It is an open question which political party will control the Senate after this year's midterm elections. But no matter the outcome -- whether Republicans gain control or Democrats narrowly retain it -- it is worth taking a look at the underlying dynamics of the Senate field for the next two election cycles. Because while 2014 is a year where Republicans have a big advantage, 2016 is going to give Democrats a decided edge.
The best explanation I've yet found of these underlying advantages was a recent blog posting on Electoral-Vote.com, which pointed out how tilted the playing field will be in both 2014 and 2016. The maps below both come from this site, I should also mention (and, while doing so, thank Electoral-Vote for their generous usage policy which allows me to post them here).
Senators serve six-year terms. And only one-third of them are up for re-election in each cycle. What this means is that what happened six years prior to any given Senate election shows which states each party will be either defending or fighting for. In 2014, the election that matters most was 2008 -- a landslide year for Democrats. Because of this landslide, Democrats hold several Senate seats in states that would otherwise be considered Republican red. Using the state's vote in the last presidential election as a guide, here are the eight states which have "mismatched" senators (senators from the opposite party than the state's presidential vote) in this year's election:
This clearly shows the 7-to-1 tilt of the playing field. Maine is the only blue state represented by a Republican senator, while Democrats hold Senate seats in Alaska, Arkansas, Louisiana, Montana, North Carolina, South Dakota, and West Virginia -- red states all (although North Carolina, at least, should be considered somewhat purple).
Now, this is only a theoretical look, and doesn't take into account the actual candidates or races. If the map were accurately predictive, Republicans would pick up a net total of six seats -- exactly what they need to flip the chamber's control. As we get closer to the general election, it'll be easier to see what the chances are for each state, of course. Right now, you'd have to start by pointing out that Maine is a pretty safe bet for Republicans, which means they might actually be up seven seats. Montana, South Dakota, and West Virginia are probably going Republican this year, although the other states on this map will likely be more competitive for Democrats (especially Arkansas and North Carolina). Democrats are also hoping for upset victories in Kentucky and Georgia, which could also alter the final math.
The map reflects none of this, of course, because it is a look at the underlying dynamics -- the headwinds each party faces, to put it another way. But the entire situation is reversed in 2016, since the field will be made up of senators elected in 2010 -- a landslide Republican year. What this means is that there will be seven races with mismatched senators, and they're all Republicans:
Republicans will be playing defense in Florida, New Hampshire, Illinois, Iowa, Ohio, Pennsylvania, and Wisconsin. Of particular note, Iowa's Chuck Grassley may retire (he will be 83), and Marco Rubio may run for president and give up his Senate seat to do so.

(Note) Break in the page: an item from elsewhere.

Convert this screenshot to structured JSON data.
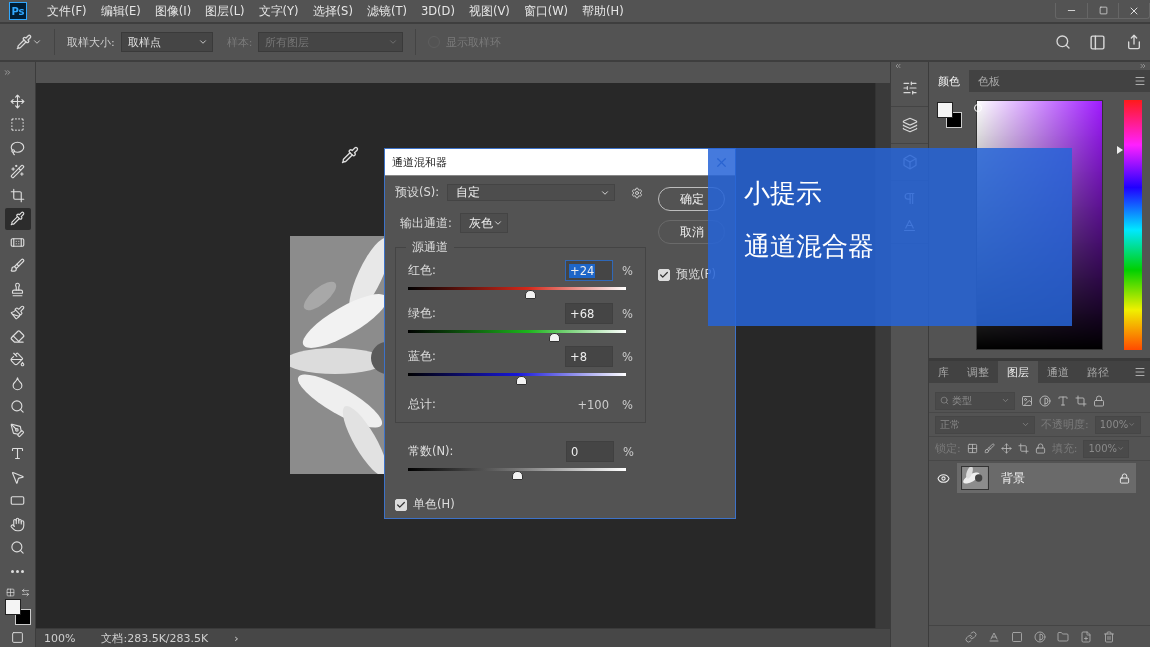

Of course, if it is too early to accurately be predicting Senate races for 2014, it is way too early to attempt to do so for the 2016 race. But no matter what happens, these two maps show that while Republicans have a big advantage in the 2014 contests, that advantage will be completely flipped towards Democrats in 2016. Neither map is likely to be 100 percent predictive, but they do show the headwinds both parties will face in the next two cycles.
The Electoral-Vote.com article (which is well worth reading in full) also takes a look at the 2018 race, and ends with a very interesting conclusion:
The long-range prospects of the parties can have short-term consequences, though. Suppose the Republicans get 51 seats in the new Senate. The House will immediately pass a bill to repeal the [Affordable Care Act] and send it over to the Senate. Sen. Ted Cruz (R-TX) will loudly demand a straight up-or-down vote on it, which will put Mitch McConnell in a bind (we can safely assume McConnell will be majority leader in this scenario because if he loses his own race in 2014, it is very unlikely the Republicans will have a majority). If McConnell tries to bring a repeal bill to the floor, the minority Democrats will filibuster it. McConnell could abolish the filibuster once and for all, but he is smart enough to know that after the 2016 elections, the Republicans will probably be back in the minority. So his choices will be either (1) tell Cruz to shut up, let the Democrats filibuster, and take the heat, or (2) abolish the filibuster and give up the power to obstruct after returning to the minority starting in January 2017.
If the Senate does flip control, President Obama is going to have a rocky end to his presidency, whether McConnell gets rid of legislative filibusters or not. Obama will spend two years vetoing bills, or Senate Democrats will spend two years filibustering everything in sight. Nothing much will get accomplished, either way. The budget fights will be epic, one assumes, making the fiscal cliff look like a picnic in the park in retrospective.
If Democrats hold the White House in 2016, though, the new president will have a good chance of having a comfortable majority back in the Senate to work with. Because no matter what happens in 2014, the underlying dynamics of which senators are up for election in which states clearly favors the Democrats next time around. That may not be enough to comfort Democrats who are now very worried about the control of the Senate for the next two years, but at least it shows a brighter playing field when we elect our next president.